Paulus yang dipenjarakan karena imannya. Paulus menerima Onesimus dengan
kelembutan serta kasih sayang seorang ayah. Paulus membantu menyadarkan
pemuda tersebut bahwa ia telah berbuat salah dengan mencuri. Lebih dari
itu, ia membimbing Onesimus untuk percaya dan menerima iman Kristiani.
Setelah
Onesimus menjadi seorang Kristen, Paulus mengirimkannya kembali kepada
tuannya, Filemon, yang adalah sahabat Paulus. Tetapi, Paulus tidak
mengirim hamba itu kembali seorang diri dan tak berdaya. Ia
“mempersenjatai” Onesimus dengan sepucuk surat yang singkat tapi tegas.

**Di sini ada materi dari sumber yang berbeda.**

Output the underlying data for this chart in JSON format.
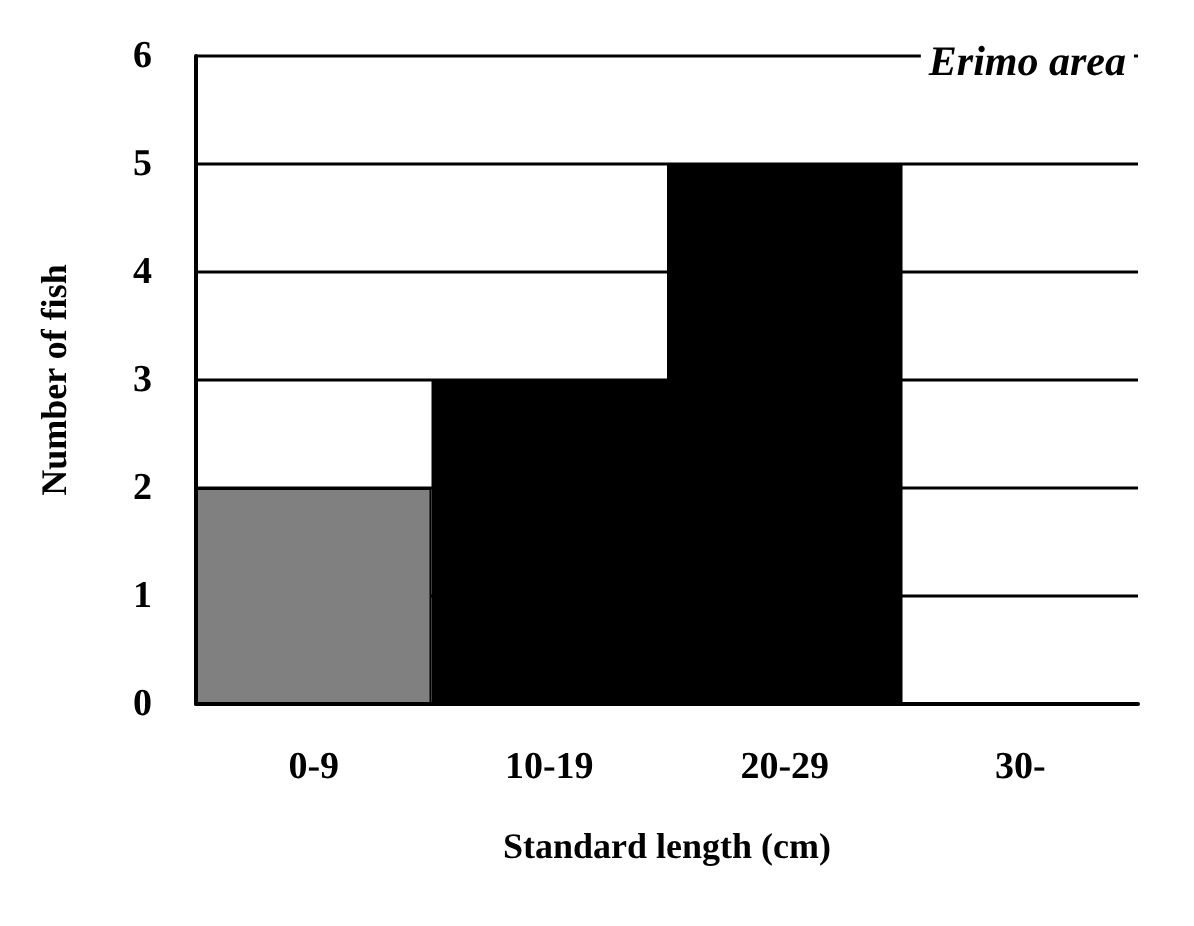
{
  "chart_data": {
    "type": "bar",
    "title": "Erimo area",
    "xlabel": "Standard length (cm)",
    "ylabel": "Number of fish",
    "categories": [
      "0-9",
      "10-19",
      "20-29",
      "30-"
    ],
    "values": [
      2,
      3,
      5,
      0
    ],
    "colors": [
      "#808080",
      "#000000",
      "#000000",
      "#000000"
    ],
    "ylim": [
      0,
      6
    ],
    "yticks": [
      0,
      1,
      2,
      3,
      4,
      5,
      6
    ],
    "grid": "y"
  }
}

Paulus berharap agar suratnya dapat menyelesaikan semua masalah
Onesimus, sahabat barunya. Kepada Filemon, Paulus menulis: “Aku
mengajukan permintaan kepadamu mengenai anakku yang kudapat selagi aku
dalam penjara, yakni Onesimus. Dia kusuruh kembali kepadamu. Dia, yaitu
buah hatiku.”
Surat
yang menyentuh tersebut dapat ditemukan dalam Kitab Suci Perjanjian
Baru. Filemon menerima surat dan nasehat Paulus. Ketika Onesimus kembali
kepada tuannya, ia dibebaskan. Kemudian, Onesimus kembali kepada St.
Paulus dan menjadi penolongnya yang setia.
St.
Paulus mengangkat Onesimus menjadi imam dan kemudian uskup. Orang kudus
yang dulunya hamba ini membaktikan seluruh sisa hidupnya untuk
mewartakan Kabar Gembira yang telah mengubah hidupnya selamanya. Menurut
tradisi, pada masa penganiayaan, Onesimus dibelenggu dan dibawa ke Roma
lalu dirajam hingga tewas.
Bagian manakah dalam hidupku yang membutuhkan kesembuhan dengan pengampunan dan penerimaan?